Another couple questions, how do we take the derivative of r(t) in this form? Is it just 4i+2j? and then what do we do with our f(x,y)=<3x^2,2x+y> to set it up for the dot product in the integral?

 

[LCKurtz]

Okay, so would r(t)=<5,4>+t<-4,-2> also be correct?

Yes and no. Yes, it's the same line segment, but no, it is in the other direction.

Another couple questions, how do we take the derivative of r(t) in this form? Is it just 4i+2j?

Yes. The derivative of $t$ is $1$ so you just get the direction vector.

and then what do we do with our f(x,y)=<3x^2,2x+y> to set it up for the dot product in the integral?

Remember $r(t) = \langle x,y\rangle$. Your parameterization gives $x$ and $y$ in terms of $t$.

 

[mesa]

Yes and no. Yes, it's the same line segment, but no, it is in the other direction.
Yes. The derivative of $t$ is $1$ so you just get the direction vector.
Remember $r(t) = \langle x,y\rangle$. Your parameterization gives $x$ and $y$ in terms of $t$.
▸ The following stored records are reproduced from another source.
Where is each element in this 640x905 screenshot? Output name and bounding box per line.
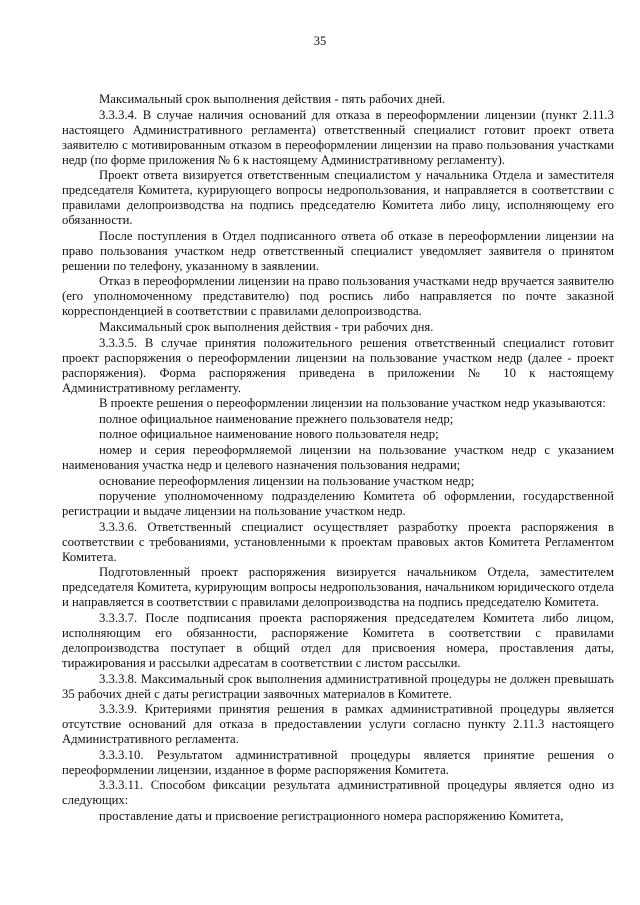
paragraph: 3.3.3.6. Ответственный специалист осуществляет разработку проекта распоряжения в соответствии с требованиями, установленными к проектам правовых актов Комитета Регламентом Комитета. xyxy=(62,519,614,564)
paragraph: 3.3.3.9. Критериями принятия решения в рамках административной процедуры является отсутствие оснований для отказа в предоставлении услуги согласно пункту 2.11.3 настоящего Административного регламента. xyxy=(62,702,614,747)
paragraph: Отказ в переоформлении лицензии на право пользования участками недр вручается заявителю (его уполномоченному представителю) под роспись либо направляется по почте заказной корреспонденцией в соответствии с правилами делопроизводства. xyxy=(62,274,614,319)
paragraph: После поступления в Отдел подписанного ответа об отказе в переоформлении лицензии на право пользования участком недр ответственный специалист уведомляет заявителя о принятом решении по телефону, указанному в заявлении. xyxy=(62,228,614,273)
list-item: полное официальное наименование прежнего пользователя недр; xyxy=(99,411,454,426)
paragraph: Подготовленный проект распоряжения визируется начальником Отдела, заместителем председателя Комитета, курирующим вопросы недропользования, начальником юридического отдела и направляется в соответствии с правилами делопроизводства на подпись председателю Комитета. xyxy=(62,565,614,610)
paragraph: 3.3.3.4. В случае наличия оснований для отказа в переоформлении лицензии (пункт 2.11.3 настоящего Административного регламента) ответственный специалист готовит проект ответа заявителю с мотивированным отказом в переоформлении лицензии на право пользования участками недр (по форме приложения № 6 к настоящему Административному регламенту). xyxy=(62,107,614,167)
paragraph: 3.3.3.7. После подписания проекта распоряжения председателем Комитета либо лицом, исполняющим его обязанности, распоряжение Комитета в соответствии с правилами делопроизводства поступает в общий отдел для присвоения номера, проставления даты, тиражирования и рассылки адресатам в соответствии с листом рассылки. xyxy=(62,610,614,670)
paragraph: 3.3.3.11. Способом фиксации результата административной процедуры является одно из следующих: xyxy=(62,778,614,808)
list-item: поручение уполномоченному подразделению Комитета об оформлении, государственной регистрации и выдаче лицензии на пользование участком недр. xyxy=(62,489,614,519)
paragraph: проставление даты и присвоение регистрационного номера распоряжению Комитета, xyxy=(99,808,564,823)
list-item: номер и серия переоформляемой лицензии на пользование участком недр с указанием наименования участка недр и целевого назначения пользования недрами; xyxy=(62,442,614,472)
list-item: основание переоформления лицензии на пользование участком недр; xyxy=(99,473,475,488)
paragraph: 3.3.3.8. Максимальный срок выполнения административной процедуры не должен превышать 35 рабочих дней с даты регистрации заявочных материалов в Комитете. xyxy=(62,671,614,701)
list-item: полное официальное наименование нового пользователя недр; xyxy=(99,427,439,442)
paragraph: Максимальный срок выполнения действия - пять рабочих дней. xyxy=(99,92,446,106)
paragraph: В проекте решения о переоформлении лицензии на пользование участком недр указываются: xyxy=(99,396,606,411)
page-number: 35 xyxy=(313,34,327,48)
document-body xyxy=(62,92,614,824)
paragraph: 3.3.3.10. Результатом административной процедуры является принятие решения о переоформлении лицензии, изданное в форме распоряжения Комитета. xyxy=(62,747,614,777)
paragraph: Проект ответа визируется ответственным специалистом у начальника Отдела и заместителя председателя Комитета, курирующего вопросы недропользования, и направляется в соответствии с правилами делопроизводства на подпись председателю Комитета либо лицу, исполняющему его обязанности. xyxy=(62,168,614,228)
paragraph: Максимальный срок выполнения действия - три рабочих дня. xyxy=(99,319,434,334)
paragraph: 3.3.3.5. В случае принятия положительного решения ответственный специалист готовит проект распоряжения о переоформлении лицензии на пользование участком недр (далее - проект распоряжения). Форма распоряжения приведена в приложении № 10 к настоящему Административному регламенту. xyxy=(62,335,614,395)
Okay so we would have the integral of <48t^2,10t>dot<4,2> and the new bounds will be from 0 to 1 and then just calculus as usual. Is that right?

 

[LCKurtz]

Okay so we would have the integral of <48t^2,10t>dot<4,2> and the new bounds will be from 0 to 1 and then just calculus as usual. Is that right?

I haven't worked it out. But you could check by comparing the answer against your original calculation of the integral.

 

[mesa]

I haven't worked it out. But you could check by comparing the answer against your original calculation of the integral.

Very good, although I will rejoice when the semester is finished and this material can be covered properly (hopefully my copy of Anton will resurface soon as well, Stewart is a pain).

The only other question I have is if we have multiple 'segments' then we simply evaluate each one with their respective bounds and add the up, correct?

 

[LCKurtz]

Yes.

 

[mesa]

Thank you LCKurtz, that should do it.